02;

103 7 7
                                    

Matahari sudah tak menyengat terik seperti tadi pagi tapi es potong coklat Kalipso dengan mudahnya mencair. Mengaliri sela jemari hingga tangan.

Si gadis susah payah menjilati lelehan es di tangan, buat cairan coklat lengket itu berantakan di sekitar bibirnya.

Siapapun yang melihat Kalipso mungkin tak akan percaya jika dia sudah genap 18 tahun. Penampilannya tak lebih rapi dari anak TK.

Kemeja seragamnya setengah mencuat dari rok abu selutut. Tas kuning cerahnya masih tersampir sempurna di kedua bahu. Jepit rambut Baymax yang tadi tersemat rapi-setidaknya sampai jam istirahat kedua-sekarang entah kemana, si pemilik pun sepertinya tak sadar aksesoris kebanggaannya itu hilang.

Hari ini ia pulang 2 jam lebih lambat. 30 menit digunakan untuk naik bus dari sekolah menuju perumahan. Sisanya ia gunakan untuk mengobrol dengan tukang sapu dekat halte, melihat anak-anak yang bermain kelereng, dan berkenalan dengan tukang es potong keliling.

Fyi, ia dapat es potong coklat secara cuma-cuma karena si pedagang iba melihat penampilan Kalipso yang semrawut.

Gadis jangkung itu langsung membuka sepatu dan kaus kakinya sambil membuka gerbang lalu jalan bertelanjang kaki ke dalam.

Jangan tanya kenapa ia melepas sepatu di luar alih-alih di teras rumah, karena ini Kalipso.

"AKU PULANG!!"

Teriakannya menggema di ruang tamu namun tak ada yang menyahut. Si gadis langsung berjalan menuju dapur sambil menjinjing sepatu. Mulutnya masih sibuk lahap habis es potong yang sisa setengah.

"AKU PUL-"

"Berisik."

Langkah Kalipso terhenti, ia menaikkan sebelah alis. Sebal karena kalimatnya terpotong begitu.

Ia mengulum es potongnya, menaruh sepatu di lantai lalu berjalan mendekati Mada yang tengah duduk di karpet ruang keluarga, membelakanginya.

Fokus Mada tertuju pada layar TV yang menampilkan grafik game, tangannya bergerak lincah menekan konsol. Pemuda itu tak sadar Kalipso sudah berjongkok tepat di samping telinganya dan sedetik kemudian ....

"AKU PULANG!"

Pemuda itu terlonjak hingga konsolnya terlempar. Matanya mendelik sempurna dengan tangan memegang dada, terkejut luar biasa. Butuh beberapa detik hingga sadari Kalipso sudah tersenyum manis di depannya.

"Aku pulang," ulang Kalipso.
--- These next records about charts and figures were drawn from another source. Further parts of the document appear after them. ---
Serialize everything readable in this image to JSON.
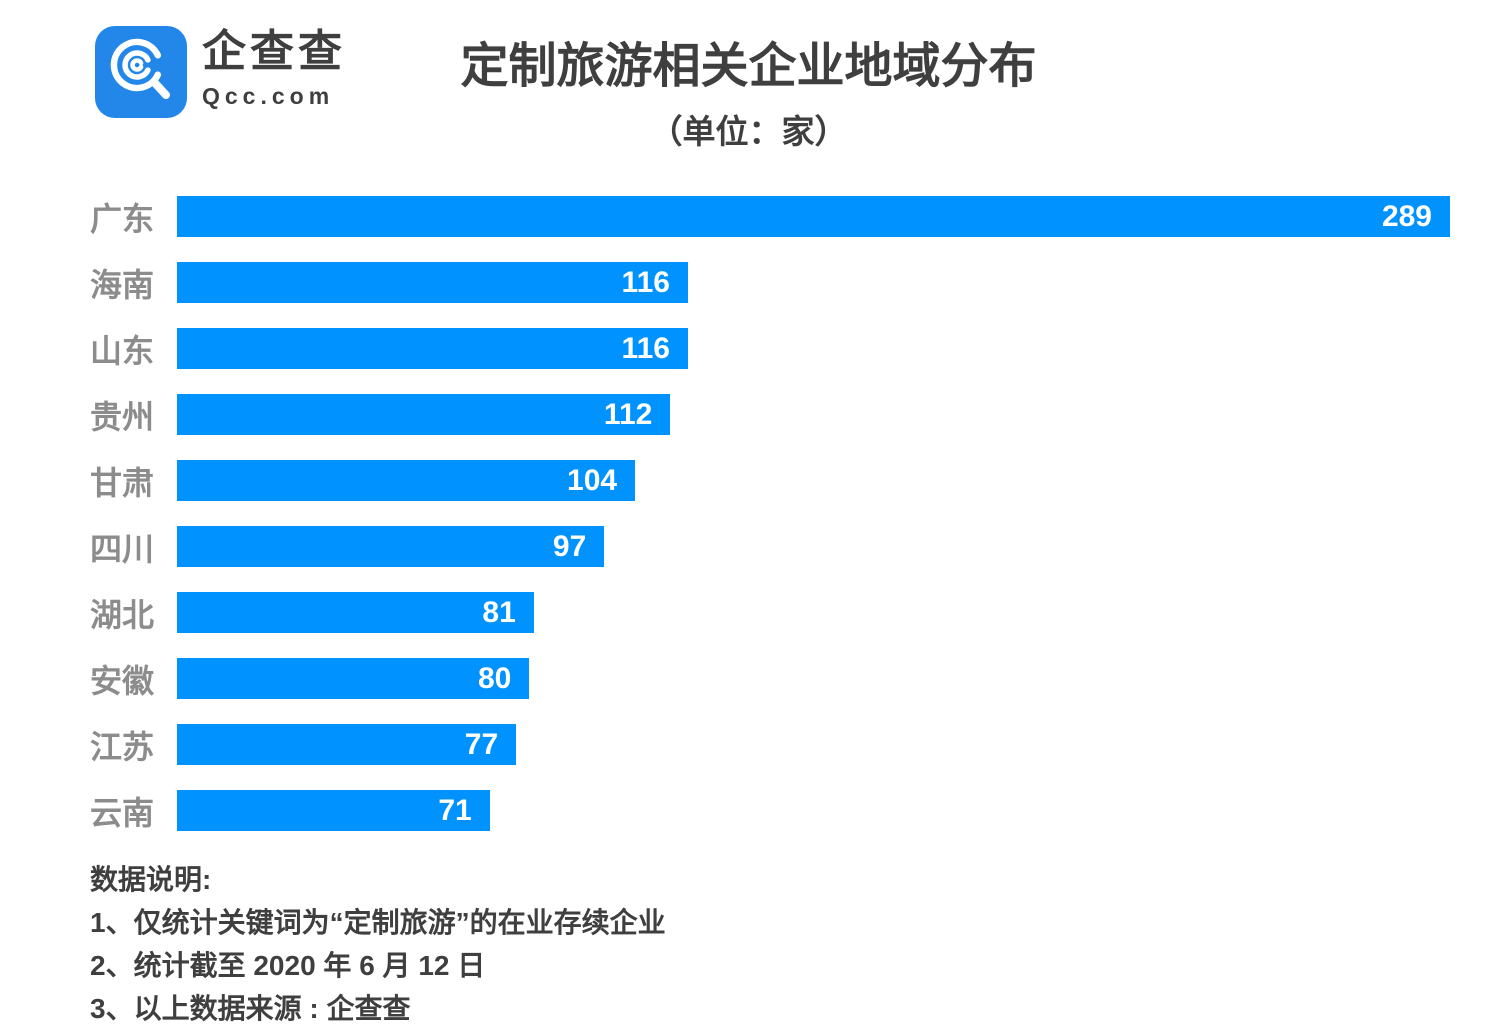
{
  "brand": {
    "name": "企查查",
    "domain": "Qcc.com",
    "logo_color": "#2287e8"
  },
  "chart_data": {
    "type": "bar",
    "orientation": "horizontal",
    "title": "定制旅游相关企业地域分布",
    "subtitle": "（单位：家）",
    "unit": "家",
    "categories": [
      "广东",
      "海南",
      "山东",
      "贵州",
      "甘肃",
      "四川",
      "湖北",
      "安徽",
      "江苏",
      "云南"
    ],
    "values": [
      289,
      116,
      116,
      112,
      104,
      97,
      81,
      80,
      77,
      71
    ],
    "xlim": [
      0,
      289
    ],
    "bar_color": "#0093ff",
    "value_label_color": "#ffffff",
    "category_label_color": "#8c8c8c",
    "value_labels_inside_bar": true,
    "grid": false,
    "legend": false
  },
  "footer": {
    "heading": "数据说明:",
    "notes": [
      "1、仅统计关键词为“定制旅游”的在业存续企业",
      "2、统计截至 2020 年 6 月 12 日",
      "3、以上数据来源 : 企查查"
    ]
  },
  "colors": {
    "bar_blue": "#0093ff",
    "logo_blue": "#2287e8",
    "text_dark": "#3f3f3f",
    "label_gray": "#8c8c8c"
  }
}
Kini nadanya lebih lembut. Gadis itu menusuk-nusuk pipi adiknya menggunakan stik es yang sudah habis.

Setelah puas lihat ekspresi Mada, Kalipso bangkit berdiri. Belum sempat melangkah namun Mada sudah tarik rambutnya kuat. Mendapat serangan mendadak seperti itu, Kalipso limbung sampai tubuhnya jatuh di karpet.

Seakan sudah bisa memprediksi, Mada lebih dulu menghindar sebelum Kalipso sempat raih kakinya. Buat si gadis meraung-raung dengan lebay, merasa dirinya dipermainkan.

"Rhea sama Kak Ipo juga lebih dewasa Rhea," cibir Mada menyebutkan nama anak tetangganya yang baru berusia 3 tahun.

"At least aku gak nangis cuma gara-gara gak disetelin Cocomelon," bela Kalipso.

Gadis itu sepertinya masih menyimpan dendam setelah kemarin lusa Rhea menangis kejer karena Kalipso yang tak menuruti permintaan si bayi.

"Pantesan cintanya bertepuk sebelah tangan. Manusia begini emang gak pantes cinta-cintaan," celetuk Mada sambil memungut konsol game-nya.

"Dih?!"

Kalipso langsung bangkit menerjang Mada yang setengah berdiri. Keduanya jadi berguling-guling di lantai. Kalipso menjambak rambut Mada. Mada balik menjambak rambut Kalipso.